Que préconisez-vous ?
 
De la clarté, d’abord. Que chacun discerne bien les enjeux économiques et géopolitiques qui sont au cœur de la question du franc CFA. Pour cela il faut prendre cette question au sérieux et cesser de lui appliquer une grille de lecture idéologique : cette monnaie n’est ni l’arme de la Françafrique ni un outil colonial. La coopération de la France est sous la tutelle des institutions européennes, elle n’encadre aucun monopole politique ou économique et les banques centrales africaines n’ont jamais eu une aussi forte autonomie.

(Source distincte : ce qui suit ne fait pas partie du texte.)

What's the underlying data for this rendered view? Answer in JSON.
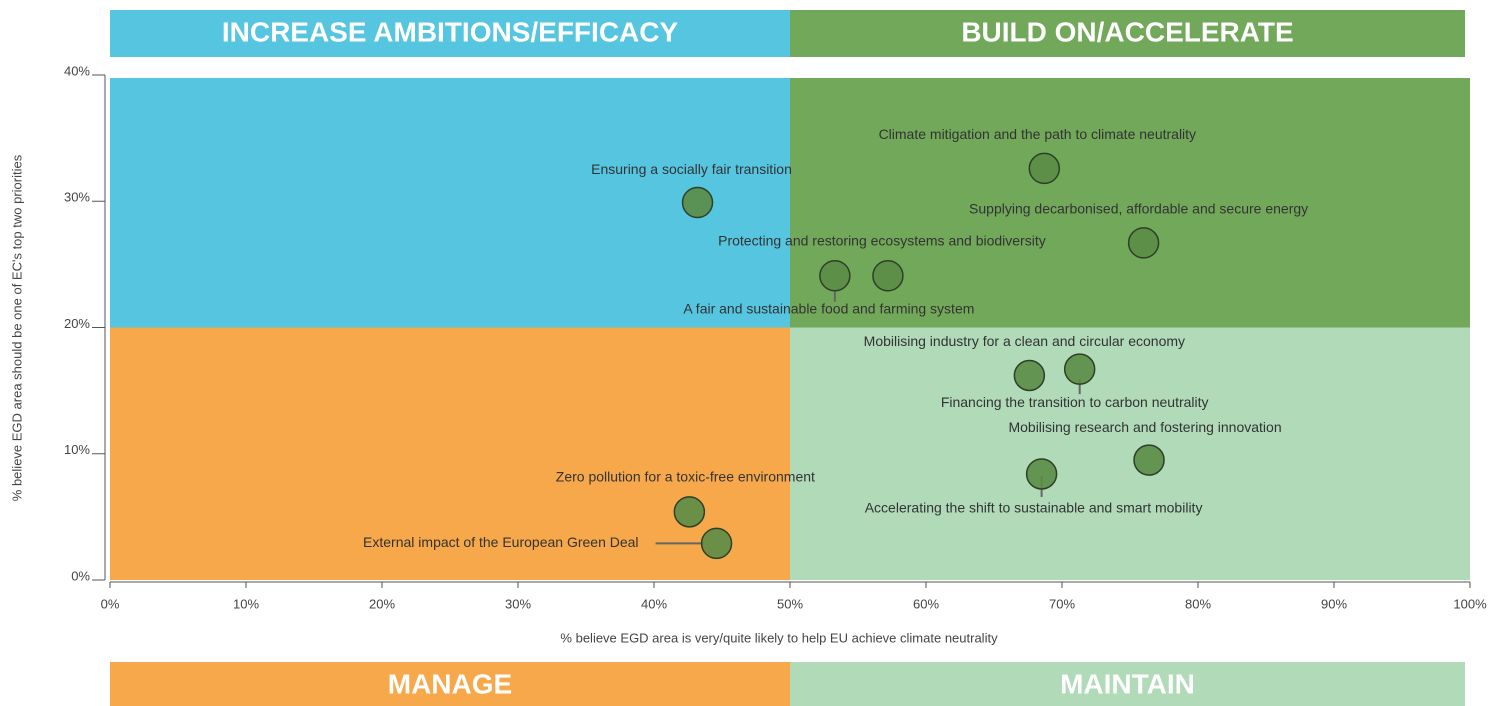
{
  "chart_data": {
    "type": "scatter",
    "xlabel": "% believe EGD area is very/quite likely to help EU achieve climate neutrality",
    "ylabel": "% believe EGD area should be one of EC's top two priorities",
    "xlim": [
      0,
      100
    ],
    "ylim": [
      0,
      40
    ],
    "xticks": [
      {
        "value": 0,
        "label": "0%"
      },
      {
        "value": 10,
        "label": "10%"
      },
      {
        "value": 20,
        "label": "20%"
      },
      {
        "value": 30,
        "label": "30%"
      },
      {
        "value": 40,
        "label": "40%"
      },
      {
        "value": 50,
        "label": "50%"
      },
      {
        "value": 60,
        "label": "60%"
      },
      {
        "value": 70,
        "label": "70%"
      },
      {
        "value": 80,
        "label": "80%"
      },
      {
        "value": 90,
        "label": "90%"
      },
      {
        "value": 100,
        "label": "100%"
      }
    ],
    "yticks": [
      {
        "value": 0,
        "label": "0%"
      },
      {
        "value": 10,
        "label": "10%"
      },
      {
        "value": 20,
        "label": "20%"
      },
      {
        "value": 30,
        "label": "30%"
      },
      {
        "value": 40,
        "label": "40%"
      }
    ],
    "quadrant_split": {
      "x": 50,
      "y": 20
    },
    "quadrants": {
      "top_left": {
        "name": "INCREASE AMBITIONS/EFFICACY",
        "color": "#56c5e0"
      },
      "top_right": {
        "name": "BUILD ON/ACCELERATE",
        "color": "#72a85a"
      },
      "bottom_left": {
        "name": "MANAGE",
        "color": "#f7a84a"
      },
      "bottom_right": {
        "name": "MAINTAIN",
        "color": "#b0dab8"
      }
    },
    "color": "#5b8c46",
    "points": [
      {
        "label": "Climate mitigation and the path to climate neutrality",
        "x": 68.7,
        "y": 32.6
      },
      {
        "label": "Ensuring a socially fair transition",
        "x": 43.2,
        "y": 29.9
      },
      {
        "label": "Supplying decarbonised, affordable and secure energy",
        "x": 76.0,
        "y": 26.7
      },
      {
        "label": "Protecting and restoring ecosystems and biodiversity",
        "x": 57.2,
        "y": 24.1
      },
      {
        "label": "A fair and sustainable food and farming system",
        "x": 53.3,
        "y": 24.1
      },
      {
        "label": "Mobilising industry for a clean and circular economy",
        "x": 67.6,
        "y": 16.2
      },
      {
        "label": "Financing the transition to carbon neutrality",
        "x": 71.3,
        "y": 16.7
      },
      {
        "label": "Mobilising research and fostering innovation",
        "x": 76.4,
        "y": 9.5
      },
      {
        "label": "Accelerating the shift to sustainable and smart mobility",
        "x": 68.5,
        "y": 8.4
      },
      {
        "label": "Zero pollution for a toxic-free environment",
        "x": 42.6,
        "y": 5.4
      },
      {
        "label": "External impact of the European Green Deal",
        "x": 44.6,
        "y": 2.9
      }
    ]
  }
}
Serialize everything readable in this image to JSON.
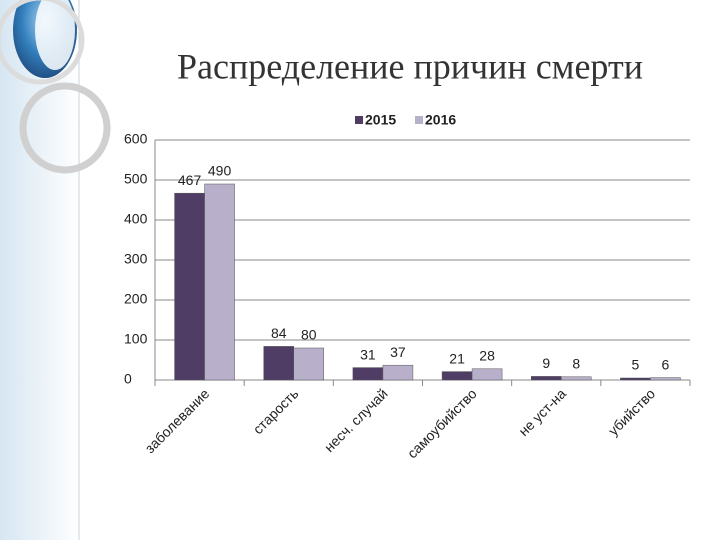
{
  "chart_data": {
    "type": "bar",
    "title": "Распределение причин смерти",
    "categories": [
      "заболевание",
      "старость",
      "несч. случай",
      "самоубийство",
      "не уст-на",
      "убийство"
    ],
    "series": [
      {
        "name": "2015",
        "color": "#4f3d66",
        "values": [
          467,
          84,
          31,
          21,
          9,
          5
        ]
      },
      {
        "name": "2016",
        "color": "#b8b0ca",
        "values": [
          490,
          80,
          37,
          28,
          8,
          6
        ]
      }
    ],
    "ylim": [
      0,
      600
    ],
    "yticks": [
      0,
      100,
      200,
      300,
      400,
      500,
      600
    ],
    "grid": true,
    "legend": "top"
  }
}
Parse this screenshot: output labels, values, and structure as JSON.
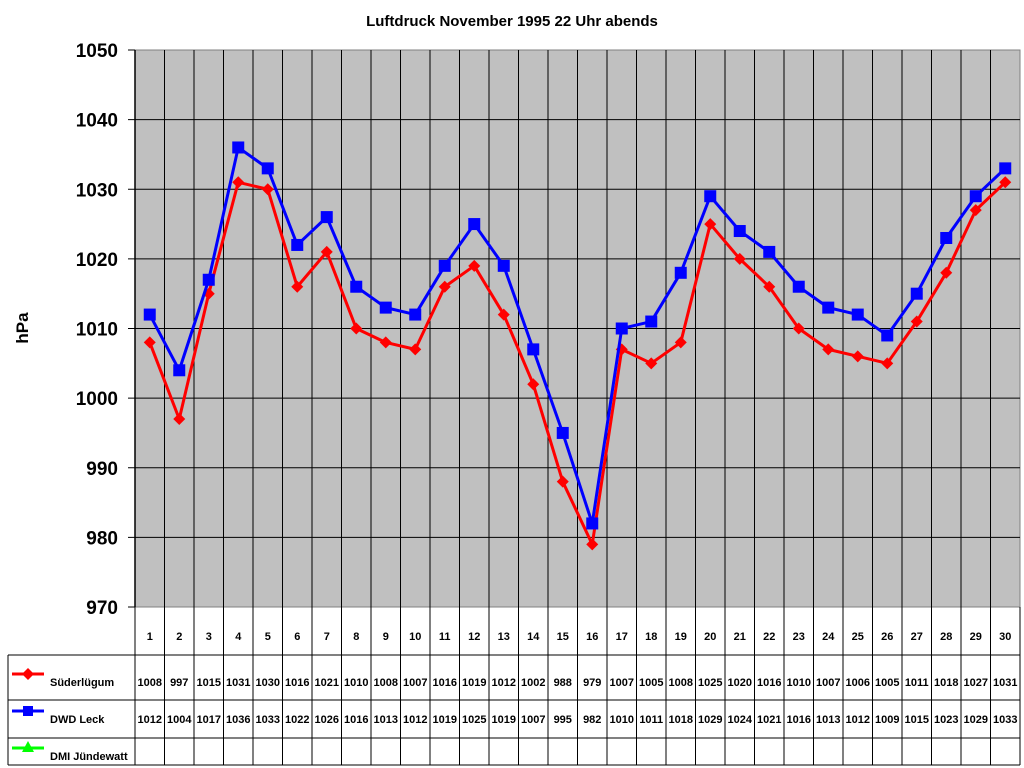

La situation a bien changé depuis soixante ans.
 
Ensuite, que la France et les pays africains prennent leurs responsabilités. La garantie financière française qu’apporte la coopération monétaire aux États africains ne doit pas les conduire à laisser leurs économies se reposer sur leurs rentes, à contracter des déficits monumentaux avec le monde entier comme actuellement, ni à prendre du retard sur les critères de convergence et les politiques communes desquelles dépend la réussite de leurs marchés communs. Jusqu’a aujourd’hui la plupart de ces critères n’ont pas été respectés, leurs politiques commerciales sont éclatées, leurs politiques fiscales communes sont inexistantes et l’ambition de leurs programmes régionaux a reculé. Ce système-là est à bout de souffle. Il faudra soit assumer les conséquences d’une rupture qui accroîtrait la dépendance extérieure et la fragilité du grand-voisinage de l’Europe. Soit refonder cette coopération en clarifiant ses objectifs en modifiant son fonctionnement et en élargissant le périmètre de ses garants et de ses bénéficiaires ainsi que je le développe dans l’ouvrage.